Говоря о чувстве товарищества, Фурье приводил пример шахтеров из Божона в Бельгии. 80 рабочих остались в шахте, залитой водой: "Чтобы освободить их вовремя, надо было в очень короткий срок сделать значительную проходку; все их товарищи отдались этому с жаром; более сильные требовали предпочтения как дела чести, и за четыре дня выполнили работу, на которую работающие по найму потратили бы двадцать дней. Поэтому сообщения гласили: То, что сделали за четыре дня, невероятно..."  3.

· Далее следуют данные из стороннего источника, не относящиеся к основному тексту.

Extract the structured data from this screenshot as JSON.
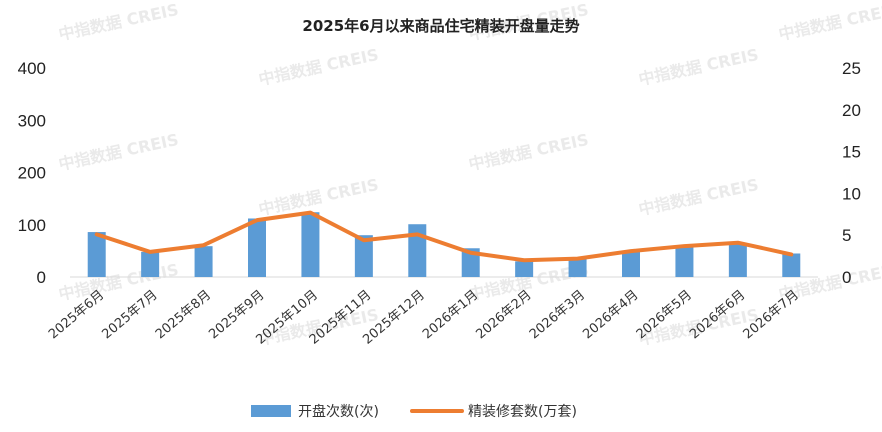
{
  "chart_data": {
    "type": "bar+line",
    "title": "2025年6月以来商品住宅精装开盘量走势",
    "categories": [
      "2025年6月",
      "2025年7月",
      "2025年8月",
      "2025年9月",
      "2025年10月",
      "2025年11月",
      "2025年12月",
      "2026年1月",
      "2026年2月",
      "2026年3月",
      "2026年4月",
      "2026年5月",
      "2026年6月",
      "2026年7月"
    ],
    "series": [
      {
        "name": "开盘次数(次)",
        "type": "bar",
        "axis": "left",
        "color": "#5b9bd5",
        "values": [
          86,
          48,
          59,
          112,
          124,
          80,
          101,
          55,
          30,
          37,
          50,
          60,
          65,
          45
        ]
      },
      {
        "name": "精装修套数(万套)",
        "type": "line",
        "axis": "right",
        "color": "#ed7d31",
        "values": [
          5.1,
          3.0,
          3.8,
          6.8,
          7.7,
          4.4,
          5.1,
          2.9,
          2.0,
          2.2,
          3.1,
          3.7,
          4.1,
          2.7
        ]
      }
    ],
    "y_left": {
      "ylim": [
        0,
        400
      ],
      "ticks": [
        0,
        100,
        200,
        300,
        400
      ]
    },
    "y_right": {
      "ylim": [
        0,
        25
      ],
      "ticks": [
        0,
        5,
        10,
        15,
        20,
        25
      ]
    },
    "legend": {
      "placement": "bottom-center",
      "entries": [
        "开盘次数(次)",
        "精装修套数(万套)"
      ]
    },
    "grid": false
  },
  "watermark": "中指数据 CREIS"
}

Знающие люди утверждают, что за плату на такую работу ушло бы более двадцати дней. Что же это за импульс, порождающий доблесть, технические чудеса и абсолютное бескорыстие? Это омнифилия, любовь к своим товарищам, чувство дружбы в восьмой степени. Это не нежная, теплая дружба, восхваляемая моралью. Это бурная страсть, неистовая доблесть, это поистине священный пыл... Эти рабочие, пришедшие с других шахт, лично не знали шахтеров из Божона. В их преданности не было никакого личного чувства, это было проявлением коллективной, а не индивидуальной любви к людям. В таких случаях сближаются аристократ и плебей. Радость так велика, так искренна, что хочется ею поделиться со всеми. Все окружающие становятся друзьями, каждому хочется все рассказать. В подобных ситуациях философы могут наблюдать мгновения "равенства и братства", о котором так неудачно мечтают в обществе цивилизации, где не удается создать истинно братские омнифильные группы. Такие группы по желанию образуются в Ассоциации».

В представлении Фурье о будущем очень много утопичного. Кроме того, известно, что жизнь часто опровергает любые планы. Но читатель не может не отметить, что Фурье теснейшим образом связывал понятие свободы человека с его экономическим положением, с его положением в обществе или в качестве наемного рабочего, или самостоятельного хозяина, или владельца средств производства, эксплуатирующего других людей.

В такой стране, как Франция, где о свободе говорят чаще всего формально, а не с точки зрения ее материальной экономической обеспеченности, мне кажется, полезно вспомнить, как люди прошлого века, не поддаваясь обманчивой иллюзии знаменитой триады Французской революции: "Свобода, Равенство, Братство", анализировали первый из этих трех принципов.

Понятие свободы заключает в себе большую возможность для всяческих иллюзий, так как всегда можно говорить о свободе и даже убеждать в полноте ее осуществления, тогда как эта свобода на самом деле очень относительна или даже иллюзорна.

Примечания

1. Фурье Ш. Избранные сочинения. Т. II. М.—Л., Изд-во АН СССР, 1951, с. 293 - 294.

2.  Фурье Ш. Избранные сочинения. Т. III. М.—Л., Изд-во АН СССР, 1954, с. 345.

3.  Фурье Ш. Избранные сочинения. Т. III.М.—Л., Изд-во АН СССР, 1954, с. 204-205.

Цитируется по изд.: Дюкло Жак. Во что я верю. М., 1980., с. 107-116.